-
Notifications
You must be signed in to change notification settings - Fork 70
Description
Is your feature request related to a problem? Please describe.
The -nvidia image includes onnxruntime-gpu 1.19.2 which reports TensorrtExecutionProvider as available, but it can't actually load because libnvinfer.so.10 isn't in the image:
Failed to load library libonnxruntime_providers_tensorrt.so with error: libnvinfer.so.10: cannot open shared object file Falling back to ['CUDAExecutionProvider', 'CPUExecutionProvider'] and retrying.
All ONNX inference (MusiCNN, CLAP, MuQ-MuLan) falls back to the CUDA provider. TensorRT could give a boost to processing speed.

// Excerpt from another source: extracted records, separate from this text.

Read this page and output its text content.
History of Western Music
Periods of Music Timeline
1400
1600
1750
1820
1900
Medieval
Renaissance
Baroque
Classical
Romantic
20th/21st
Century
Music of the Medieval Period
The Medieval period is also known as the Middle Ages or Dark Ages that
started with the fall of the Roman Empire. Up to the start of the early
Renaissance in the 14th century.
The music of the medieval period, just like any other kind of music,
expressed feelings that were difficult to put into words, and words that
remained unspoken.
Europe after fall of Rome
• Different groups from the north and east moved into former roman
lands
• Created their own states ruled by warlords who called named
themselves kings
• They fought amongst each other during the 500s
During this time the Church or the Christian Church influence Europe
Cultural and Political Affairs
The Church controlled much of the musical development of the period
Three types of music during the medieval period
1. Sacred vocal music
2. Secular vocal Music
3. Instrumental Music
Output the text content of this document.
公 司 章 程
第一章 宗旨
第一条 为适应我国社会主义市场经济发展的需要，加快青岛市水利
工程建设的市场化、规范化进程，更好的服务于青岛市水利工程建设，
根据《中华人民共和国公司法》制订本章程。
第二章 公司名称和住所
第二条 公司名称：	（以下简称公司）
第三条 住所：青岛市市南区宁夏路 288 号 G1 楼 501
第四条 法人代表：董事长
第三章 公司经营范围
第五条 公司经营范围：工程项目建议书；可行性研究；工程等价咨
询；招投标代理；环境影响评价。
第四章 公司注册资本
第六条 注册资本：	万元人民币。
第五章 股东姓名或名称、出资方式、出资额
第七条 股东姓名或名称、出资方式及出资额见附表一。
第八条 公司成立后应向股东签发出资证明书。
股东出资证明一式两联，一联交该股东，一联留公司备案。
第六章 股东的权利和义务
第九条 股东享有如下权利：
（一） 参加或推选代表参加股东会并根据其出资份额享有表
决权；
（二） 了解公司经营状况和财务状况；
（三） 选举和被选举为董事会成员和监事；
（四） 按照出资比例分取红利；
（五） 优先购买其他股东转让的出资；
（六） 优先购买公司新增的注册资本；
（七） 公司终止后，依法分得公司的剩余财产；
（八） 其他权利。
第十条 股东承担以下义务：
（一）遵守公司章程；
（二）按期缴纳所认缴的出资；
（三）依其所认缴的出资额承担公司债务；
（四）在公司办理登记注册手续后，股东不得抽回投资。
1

Describe the solution you'd like
Include the TensorRT runtime libraries, libnvinfer10 libnvinfer-plugin10, in the -nvidia Dockerfile so onnxruntime-gpu can use TensorrtExecutionProvider without any extra setup. Possibly adding a USE_TENSORRT env var.
Describe alternatives you've considered
I thought about manually mounting TensorRT libs into the container...
Additional context
- Image: ghcr.io/neptunehub/audiomuse-ai:latest-nvidia
- GPU: NVIDIA RTX 4080 SUPER (16GB VRAM)
- onnxruntime-gpu: 1.19.2
- Available providers: ['TensorrtExecutionProvider', 'CUDAExecutionProvider', 'CPUExecutionProvider']
- Active providers (after fallback): ['CUDAExecutionProvider', 'CPUExecutionProvider']
- Maybe TensorRT is lower quality, or not worth the extra space, or too annoying to work with, in which case... nevermind!! I'm just exploring ideas for potential analysis speed boosts. I definitely prefer analysis quality over performance though.